La décision de Bruxelles risque de faire grincer des dents. Contre toute attente et malgré les protestations dont s’étaient fait l’écho les éleveurs bretons dans une lettre ouverte au commissaire européen à l’Agriculture mi-mars, les Pays-Bas viennent d’obtenir le prolongement de deux ans de leur dérogation permettant aux éleveurs néerlandais de produire davantage de lisier que leurs collègues de l’UE.
Entre les mailles
« L’obtention de cette dérogation n’était pas gagnée d’avance, et de nombreuses personnes ont dû plancher sur ce dossier pour convaincre la Commission européenne », a reconnu Carola Schouten, ministre néerlandaise de l’Agriculture. En effet, c’est ce qu’on appelle passer entre les mailles du filet.
Le feu vert de Bruxelles intervient alors que deux scandales ont ébranlé le secteur ces derniers mois. À chaque fois, il s’agissait de frauder avec les quantités de lisier produites.
À l’automne dernier, des révélations ont fait part de pratiques frauduleuses portant sur 25 % à 40 % du lisier produit aux Pays-Bas. Les magouilles consistaient à organiser de fausses collectes ou des stockages « bidons ». Dans d’autres cas, des exploitants déclaraient une superficie de terres supérieure à la réalité, afin d’être autorisés à en produire davantage.
Révélé en janvier, le scandale des veaux a jeté un nouveau discrédit : les éleveurs attribuaient plusieurs naissances de veaux à une même vache, bien qu’issus d’animaux distincts. Une fraude qui leur permettait de conserver un plus grand nombre de génisses. Comptabilisée comme une demi-vache, une génisse produit deux fois moins de phosphates qu’une vache, selon la réglementation. L’éleveur bénéficiait de davantage de droits de production de lisier.

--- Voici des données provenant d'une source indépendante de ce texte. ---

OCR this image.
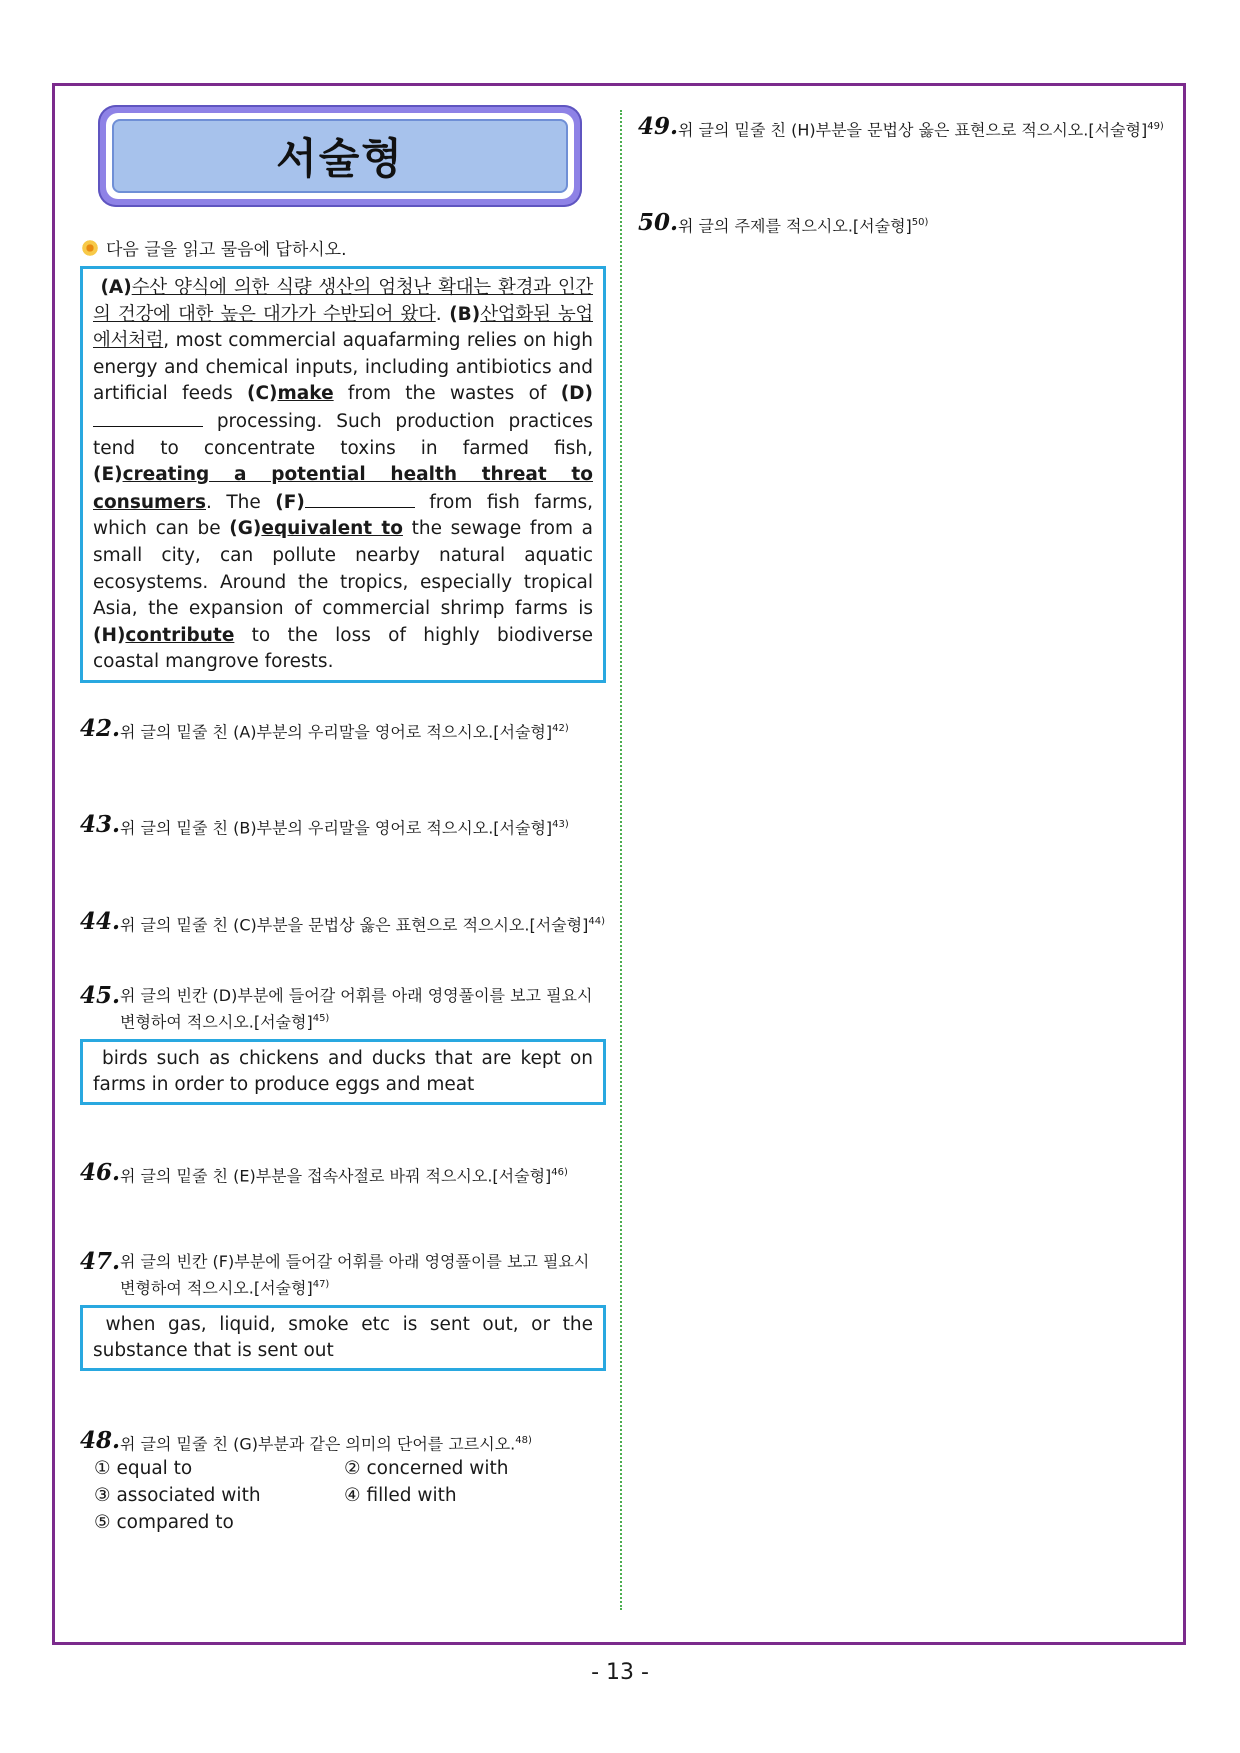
서술형
다음 글을 읽고 물음에 답하시오.
(A)수산 양식에 의한 식량 생산의 엄청난 확대는 환경과 인간의 건강에 대한 높은 대가가 수반되어 왔다. (B)산업화된 농업에서처럼, most commercial aquafarming relies on high energy and chemical inputs, including antibiotics and artificial feeds (C)make from the wastes of (D) processing. Such production practices tend to concentrate toxins in farmed fish, (E)creating a potential health threat to consumers. The (F)	from fish farms, which can be (G)equivalent to the sewage from a small city, can pollute nearby natural aquatic ecosystems. Around the tropics, especially tropical Asia, the expansion of commercial shrimp farms is (H)contribute to the loss of highly biodiverse coastal mangrove forests.
42. 위 글의 밑줄 친 (A)부분의 우리말을 영어로 적으시오.[서술형]$^{42)}$
43. 위 글의 밑줄 친 (B)부분의 우리말을 영어로 적으시오.[서술형]$^{43)}$
44. 위 글의 밑줄 친 (C)부분을 문법상 옳은 표현으로 적으시오.[서술형]$^{44)}$
45. 위 글의 빈칸 (D)부분에 들어갈 어휘를 아래 영영풀이를 보고 필요시 변형하여 적으시오.[서술형]$^{45)}$
birds such as chickens and ducks that are kept on farms in order to produce eggs and meat
46. 위 글의 밑줄 친 (E)부분을 접속사절로 바꿔 적으시오.[서술형]$^{46)}$
47. 위 글의 빈칸 (F)부분에 들어갈 어휘를 아래 영영풀이를 보고 필요시 변형하여 적으시오.[서술형]$^{47)}$
when gas, liquid, smoke etc is sent out, or the substance that is sent out
48. 위 글의 밑줄 친 (G)부분과 같은 의미의 단어를 고르시오.$^{48)}$
① equal to	② concerned with
③ associated with	④ filled with
⑤ compared to
49. 위 글의 밑줄 친 (H)부분을 문법상 옳은 표현으로 적으시오.[서술형]$^{49)}$
50. 위 글의 주제를 적으시오.[서술형]$^{50)}$
- 13 -
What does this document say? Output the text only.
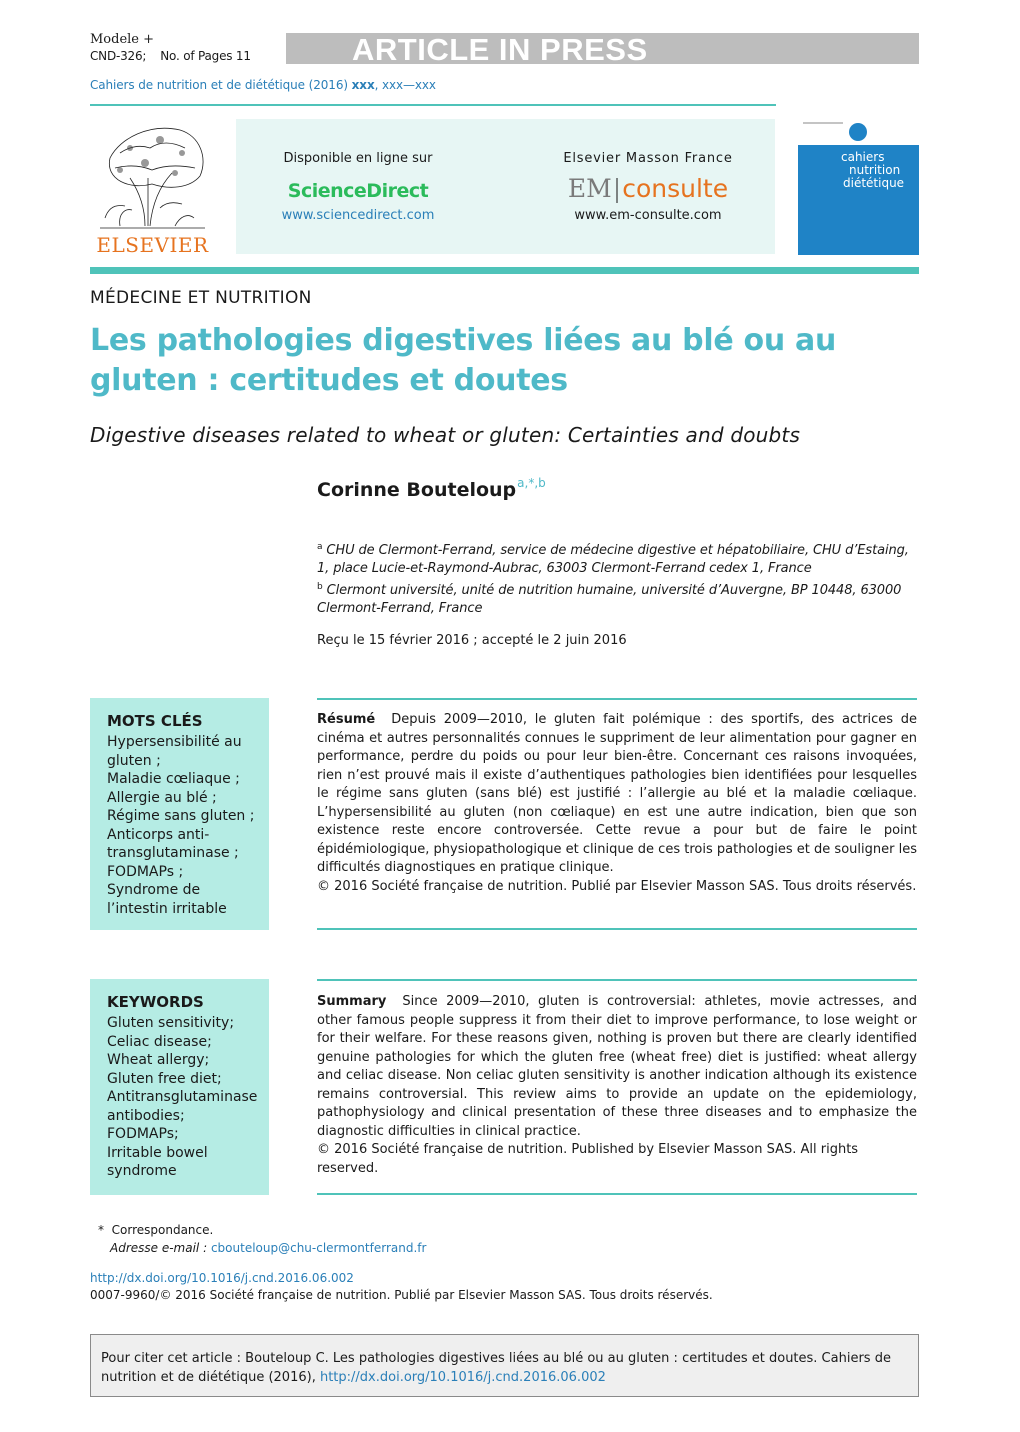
Modele +
CND-326; No. of Pages 11	ARTICLE IN PRESS
Cahiers de nutrition et de diététique (2016) xxx, xxx—xxx
ELSEVIER
Disponible en ligne sur
ScienceDirect
www.sciencedirect.com
Elsevier Masson France
EM|consulte
www.em-consulte.com
cahiers
nutrition
diététique
MÉDECINE ET NUTRITION
Les pathologies digestives liées au blé ou au gluten : certitudes et doutes
Digestive diseases related to wheat or gluten: Certainties and doubts
Corinne Bouteloup$^{a,*,b}$
$^a$ CHU de Clermont-Ferrand, service de médecine digestive et hépatobiliaire, CHU d’Estaing, 1, place Lucie-et-Raymond-Aubrac, 63003 Clermont-Ferrand cedex 1, France
$^b$ Clermont université, unité de nutrition humaine, université d’Auvergne, BP 10448, 63000 Clermont-Ferrand, France
Reçu le 15 février 2016 ; accepté le 2 juin 2016
MOTS CLÉS
Hypersensibilité au
gluten ;
Maladie cœliaque ;
Allergie au blé ;
Régime sans gluten ;
Anticorps anti-
transglutaminase ;
FODMAPs ;
Syndrome de
l’intestin irritable

Résumé Depuis 2009—2010, le gluten fait polémique : des sportifs, des actrices de cinéma et autres personnalités connues le suppriment de leur alimentation pour gagner en performance, perdre du poids ou pour leur bien-être. Concernant ces raisons invoquées, rien n’est prouvé mais il existe d’authentiques pathologies bien identifiées pour lesquelles le régime sans gluten (sans blé) est justifié : l’allergie au blé et la maladie cœliaque. L’hypersensibilité au gluten (non cœliaque) en est une autre indication, bien que son existence reste encore controversée. Cette revue a pour but de faire le point épidémiologique, physiopathologique et clinique de ces trois pathologies et de souligner les difficultés diagnostiques en pratique clinique.

© 2016 Société française de nutrition. Publié par Elsevier Masson SAS. Tous droits réservés.

KEYWORDS
Gluten sensitivity;
Celiac disease;
Wheat allergy;
Gluten free diet;
Antitransglutaminase
antibodies;
FODMAPs;
Irritable bowel
syndrome

Summary Since 2009—2010, gluten is controversial: athletes, movie actresses, and other famous people suppress it from their diet to improve performance, to lose weight or for their welfare. For these reasons given, nothing is proven but there are clearly identified genuine pathologies for which the gluten free (wheat free) diet is justified: wheat allergy and celiac disease. Non celiac gluten sensitivity is another indication although its existence remains controversial. This review aims to provide an update on the epidemiology, pathophysiology and clinical presentation of these three diseases and to emphasize the diagnostic difficulties in clinical practice.

© 2016 Société française de nutrition. Published by Elsevier Masson SAS. All rights reserved.

* Correspondance.
Adresse e-mail : cbouteloup@chu-clermontferrand.fr
http://dx.doi.org/10.1016/j.cnd.2016.06.002
0007-9960/© 2016 Société française de nutrition. Publié par Elsevier Masson SAS. Tous droits réservés.
Pour citer cet article : Bouteloup C. Les pathologies digestives liées au blé ou au gluten : certitudes et doutes. Cahiers de nutrition et de diététique (2016), http://dx.doi.org/10.1016/j.cnd.2016.06.002
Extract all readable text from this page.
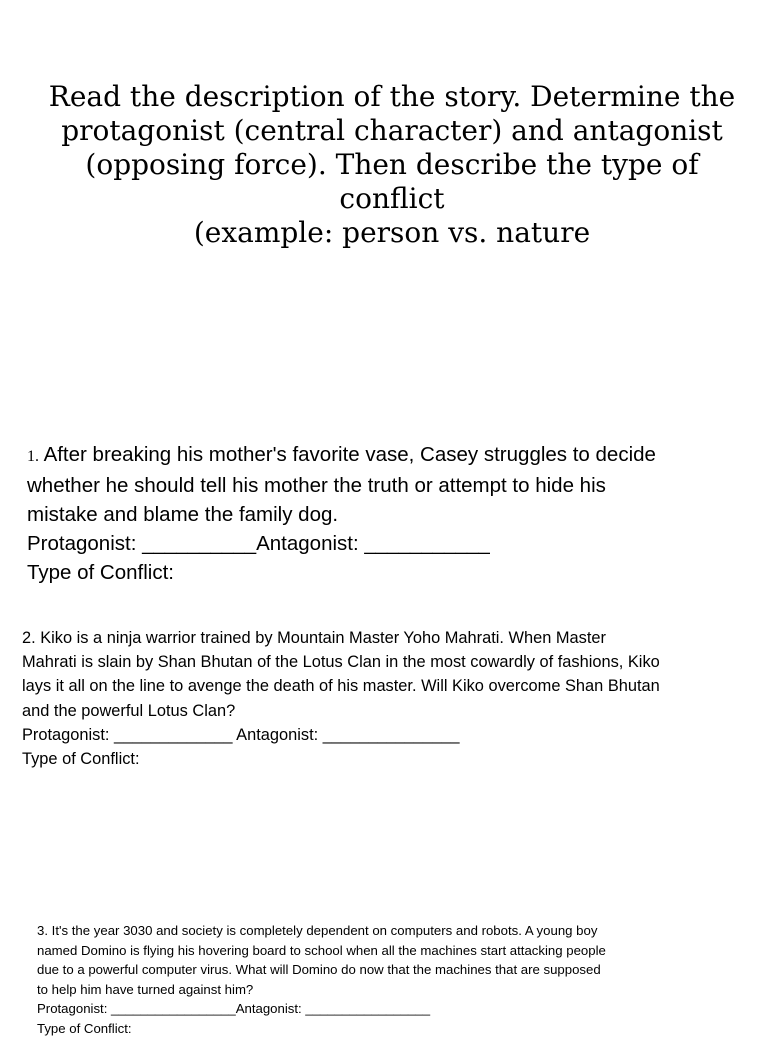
Read the description of the story. Determine the
protagonist (central character) and antagonist
(opposing force). Then describe the type of conflict
(example: person vs. nature

1. After breaking his mother's favorite vase, Casey struggles to decide
whether he should tell his mother the truth or attempt to hide his
mistake and blame the family dog.

Protagonist: __________Antagonist: ___________

Type of Conflict:

2. Kiko is a ninja warrior trained by Mountain Master Yoho Mahrati. When Master
Mahrati is slain by Shan Bhutan of the Lotus Clan in the most cowardly of fashions, Kiko
lays it all on the line to avenge the death of his master. Will Kiko overcome Shan Bhutan
and the powerful Lotus Clan?

Protagonist: _____________ Antagonist: _______________

Type of Conflict:

3. It's the year 3030 and society is completely dependent on computers and robots. A young boy
named Domino is flying his hovering board to school when all the machines start attacking people
due to a powerful computer virus. What will Domino do now that the machines that are supposed
to help him have turned against him?

Protagonist: _________________Antagonist: _________________

Type of Conflict:
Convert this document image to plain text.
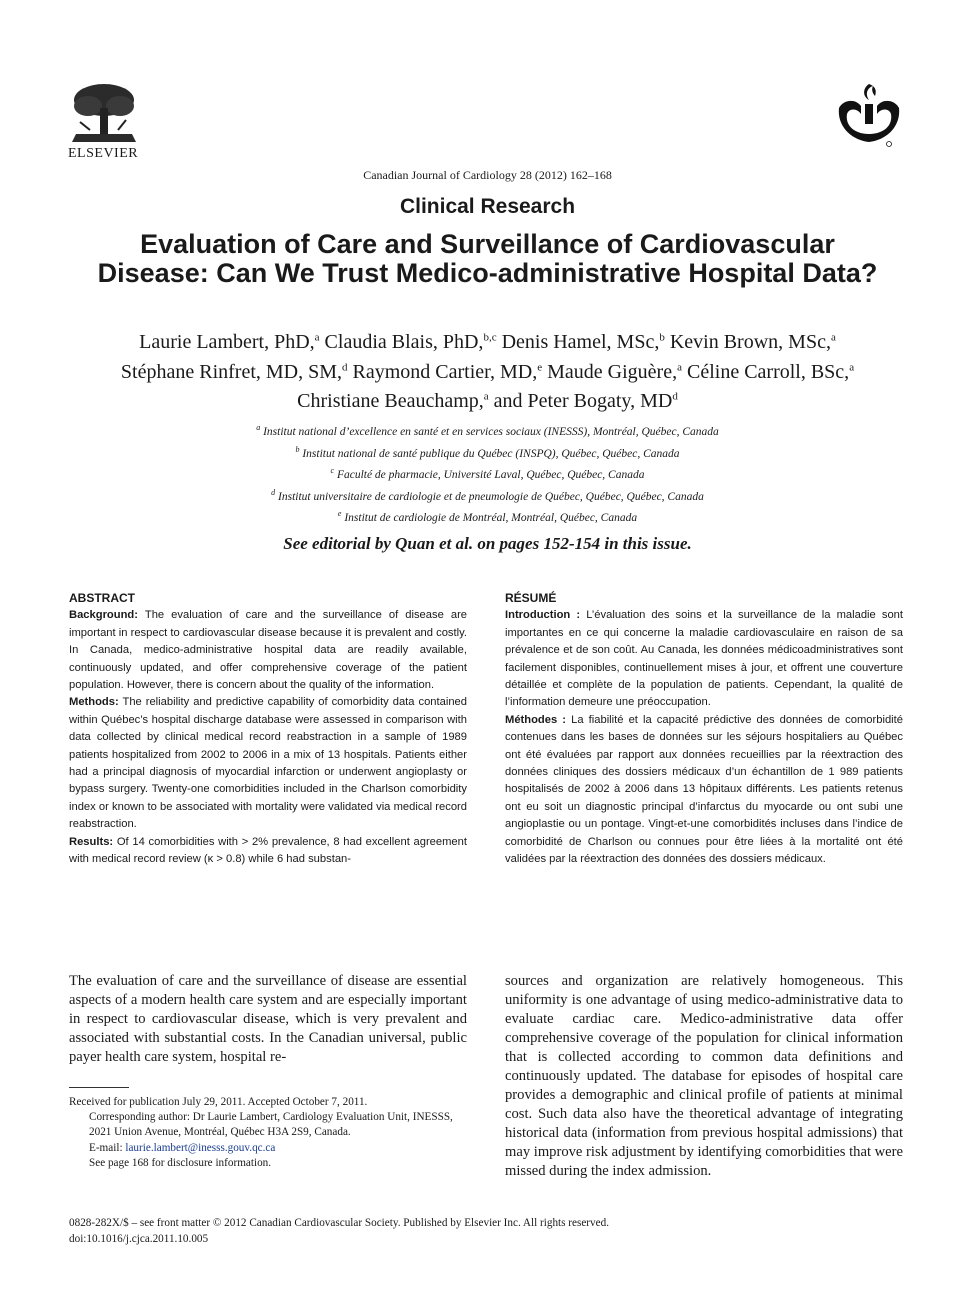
ELSEVIER
Canadian Journal of Cardiology 28 (2012) 162–168
Clinical Research
Evaluation of Care and Surveillance of Cardiovascular Disease: Can We Trust Medico-administrative Hospital Data?
Laurie Lambert, PhD,$^a$ Claudia Blais, PhD,$^{b,c}$ Denis Hamel, MSc,$^b$ Kevin Brown, MSc,$^a$
Stéphane Rinfret, MD, SM,$^d$ Raymond Cartier, MD,$^e$ Maude Giguère,$^a$ Céline Carroll, BSc,$^a$
Christiane Beauchamp,$^a$ and Peter Bogaty, $MD^d$
$^a$ Institut national d’excellence en santé et en services sociaux (INESSS), Montréal, Québec, Canada
$^b$ Institut national de santé publique du Québec (INSPQ), Québec, Québec, Canada
$^c$ Faculté de pharmacie, Université Laval, Québec, Québec, Canada
$^d$ Institut universitaire de cardiologie et de pneumologie de Québec, Québec, Québec, Canada
$^e$ Institut de cardiologie de Montréal, Montréal, Québec, Canada
See editorial by Quan et al. on pages 152-154 in this issue.
ABSTRACT

Background: The evaluation of care and the surveillance of disease are important in respect to cardiovascular disease because it is prevalent and costly. In Canada, medico-administrative hospital data are readily available, continuously updated, and offer comprehensive coverage of the patient population. However, there is concern about the quality of the information.

Methods: The reliability and predictive capability of comorbidity data contained within Québec’s hospital discharge database were assessed in comparison with data collected by clinical medical record reabstraction in a sample of 1989 patients hospitalized from 2002 to 2006 in a mix of 13 hospitals. Patients either had a principal diagnosis of myocardial infarction or underwent angioplasty or bypass surgery. Twenty-one comorbidities included in the Charlson comorbidity index or known to be associated with mortality were validated via medical record reabstraction.

Results: Of 14 comorbidities with > 2% prevalence, 8 had excellent agreement with medical record review (κ > 0.8) while 6 had substan-

RÉSUMÉ

Introduction : L’évaluation des soins et la surveillance de la maladie sont importantes en ce qui concerne la maladie cardiovasculaire en raison de sa prévalence et de son coût. Au Canada, les données médicoadministratives sont facilement disponibles, continuellement mises à jour, et offrent une couverture détaillée et complète de la population de patients. Cependant, la qualité de l’information demeure une préoccupation.

Méthodes : La fiabilité et la capacité prédictive des données de comorbidité contenues dans les bases de données sur les séjours hospitaliers au Québec ont été évaluées par rapport aux données recueillies par la réextraction des données cliniques des dossiers médicaux d’un échantillon de 1 989 patients hospitalisés de 2002 à 2006 dans 13 hôpitaux différents. Les patients retenus ont eu soit un diagnostic principal d’infarctus du myocarde ou ont subi une angioplastie ou un pontage. Vingt-et-une comorbidités incluses dans l’indice de comorbidité de Charlson ou connues pour être liées à la mortalité ont été validées par la réextraction des données des dossiers médicaux.

The evaluation of care and the surveillance of disease are essential aspects of a modern health care system and are especially important in respect to cardiovascular disease, which is very prevalent and associated with substantial costs. In the Canadian universal, public payer health care system, hospital re-

sources and organization are relatively homogeneous. This uniformity is one advantage of using medico-administrative data to evaluate cardiac care. Medico-administrative data offer comprehensive coverage of the population for clinical information that is collected according to common data definitions and continuously updated. The database for episodes of hospital care provides a demographic and clinical profile of patients at minimal cost. Such data also have the theoretical advantage of integrating historical data (information from previous hospital admissions) that may improve risk adjustment by identifying comorbidities that were missed during the index admission.

Received for publication July 29, 2011. Accepted October 7, 2011.

Corresponding author: Dr Laurie Lambert, Cardiology Evaluation Unit, INESSS, 2021 Union Avenue, Montréal, Québec H3A 2S9, Canada.

E-mail: laurie.lambert@inesss.gouv.qc.ca

See page 168 for disclosure information.

0828-282X/$ – see front matter © 2012 Canadian Cardiovascular Society. Published by Elsevier Inc. All rights reserved.

doi:10.1016/j.cjca.2011.10.005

Malgré tout, ces dérapages n’ont pas amené Bruxelles à mettre fin à la dérogation néerlandaise. Deux facteurs ont sans doute joué. Après avoir dépassé les plafonds européens de production de phosphates en 2015 et 2016, le pays a réussi à rentrer dans le rang en 2017. Une prouesse réalisée grâce à la réduction de la production laitière, imposée par le ministère de l’Agriculture. De plus, La Haye a mis en place, depuis janvier, un système de droits négociables de production de phosphates, promis à parer toute nouvelle dérive. Bruxelles a approuvé ce dispositif qui, bien que se présentant comme une aide publique, avait un « objectif clair de protéger l’environnement ».